Always begin from the left of the complexes and move to the right. Start with the WIDTHS of the complexes. If you move from left to right, the first width you come across is the P wave width. Look specifically in lead II. If the duration of the P wave is greater than 0.12 seconds (3 small boxes) left atrial enlargement (LAE) exists.
As you move across the complex from left to right, the next WIDTH you encounter is the PR segment. This segment encompasses the entire P wave from its beginning up until the first deflection of the QRS complex. It should be LESS THAN 0.2 SECONDS (1 large box) to be considered normal in adults. If the PR segment is greater than 0.2 seconds, first degree AV block exists.

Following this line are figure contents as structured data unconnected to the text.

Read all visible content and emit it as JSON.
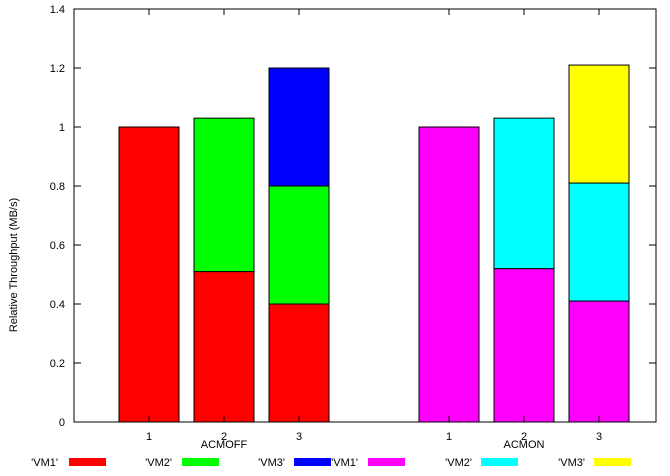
{
  "chart_data": {
    "type": "bar",
    "stacked": true,
    "ylabel": "Relative Throughput (MB/s)",
    "ylim": [
      0,
      1.4
    ],
    "yticks": [
      "0",
      "0.2",
      "0.4",
      "0.6",
      "0.8",
      "1",
      "1.2",
      "1.4"
    ],
    "grid": false,
    "legend_position": "bottom",
    "groups": [
      {
        "label": "ACMOFF",
        "categories": [
          "1",
          "2",
          "3"
        ],
        "series": [
          {
            "name": "'VM1'",
            "color": "#ff0000",
            "values": [
              1.0,
              0.51,
              0.4
            ]
          },
          {
            "name": "'VM2'",
            "color": "#00ff00",
            "values": [
              0,
              0.52,
              0.4
            ]
          },
          {
            "name": "'VM3'",
            "color": "#0000ff",
            "values": [
              0,
              0,
              0.4
            ]
          }
        ]
      },
      {
        "label": "ACMON",
        "categories": [
          "1",
          "2",
          "3"
        ],
        "series": [
          {
            "name": "'VM1'",
            "color": "#ff00ff",
            "values": [
              1.0,
              0.52,
              0.41
            ]
          },
          {
            "name": "'VM2'",
            "color": "#00ffff",
            "values": [
              0,
              0.51,
              0.4
            ]
          },
          {
            "name": "'VM3'",
            "color": "#ffff00",
            "values": [
              0,
              0,
              0.4
            ]
          }
        ]
      }
    ]
  }
}
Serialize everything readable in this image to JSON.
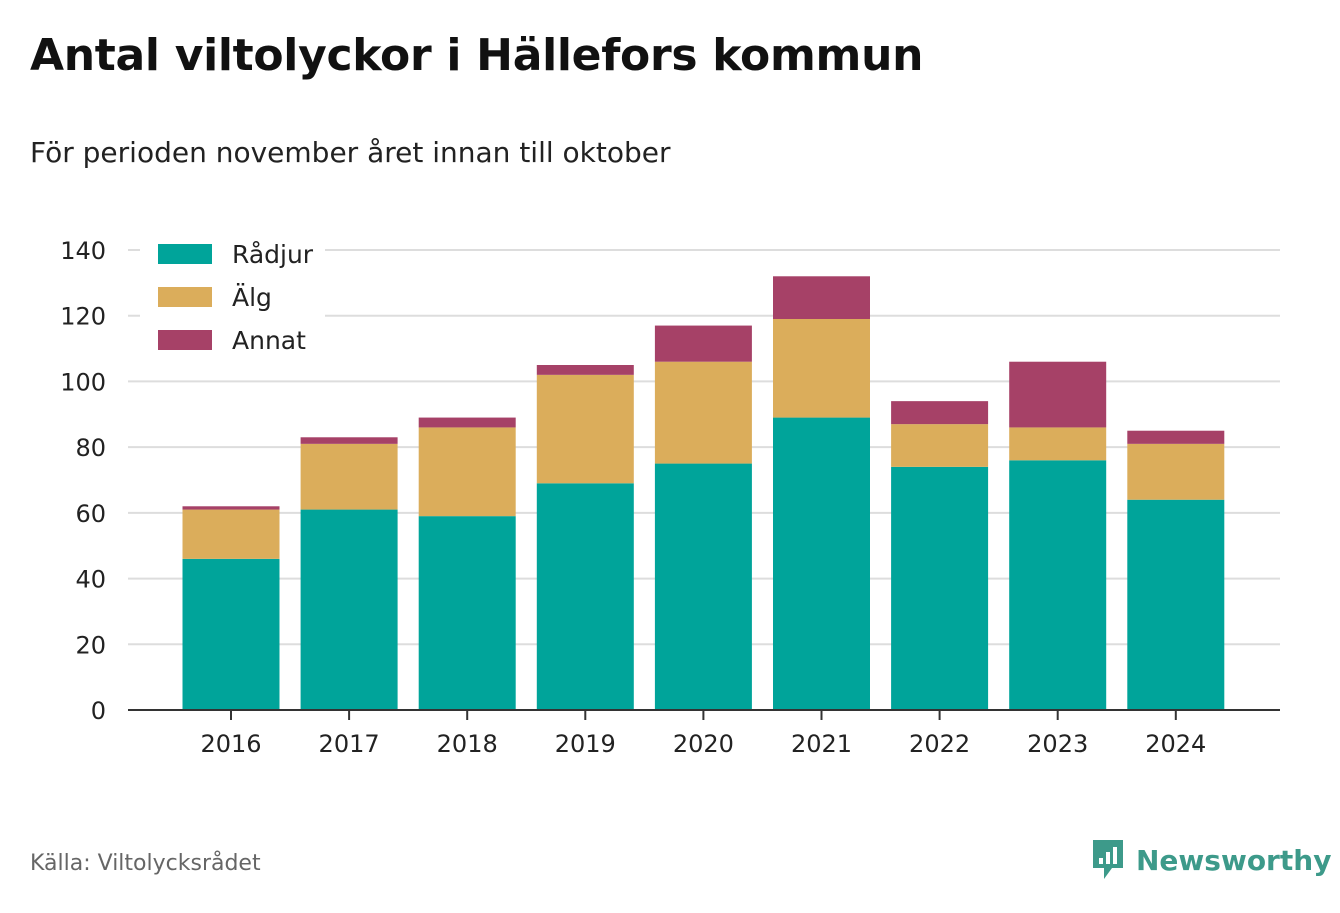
{
  "title": "Antal viltolyckor i Hällefors kommun",
  "subtitle": "För perioden november året innan till oktober",
  "source": "Källa: Viltolycksrådet",
  "brand": {
    "name": "Newsworthy",
    "icon": "newsworthy-logo-icon",
    "color": "#3d9a8a"
  },
  "chart_data": {
    "type": "bar",
    "stacked": true,
    "categories": [
      "2016",
      "2017",
      "2018",
      "2019",
      "2020",
      "2021",
      "2022",
      "2023",
      "2024"
    ],
    "series": [
      {
        "name": "Rådjur",
        "color": "#00a49a",
        "values": [
          46,
          61,
          59,
          69,
          75,
          89,
          74,
          76,
          64
        ]
      },
      {
        "name": "Älg",
        "color": "#dbad5b",
        "values": [
          15,
          20,
          27,
          33,
          31,
          30,
          13,
          10,
          17
        ]
      },
      {
        "name": "Annat",
        "color": "#a64167",
        "values": [
          1,
          2,
          3,
          3,
          11,
          13,
          7,
          20,
          4
        ]
      }
    ],
    "title": "Antal viltolyckor i Hällefors kommun",
    "subtitle": "För perioden november året innan till oktober",
    "xlabel": "",
    "ylabel": "",
    "ylim": [
      0,
      140
    ],
    "yticks": [
      0,
      20,
      40,
      60,
      80,
      100,
      120,
      140
    ],
    "grid": true,
    "legend_position": "top-left"
  }
}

The next WIDTH you encounter is the QRS complex width. It should be LESS THAN 0.12 SECONDS (3 small boxes). If it is greater than 3 boxes, either a bundle branch block (BBB) exists (partial or full) or the complex did not take the conduction pathway at all and had a ventricular origin as is seen in a premature ventricular complex or PVC.
The next WIDTH that we come across as we move from left to right is the QT segment. Prolongation or shortening of this segment is neither specific nor sensitive for any single diagnosis. However you should know that the corrected QT or the QTc should be less than 450 milliseconds. If prolongation occurs, it may be a tip-off that electrolyte abnormalities exist or some toxin is present. While this concept is more complex than depicted here, it is not so important and can be discussed later when looking at specific EKG’s.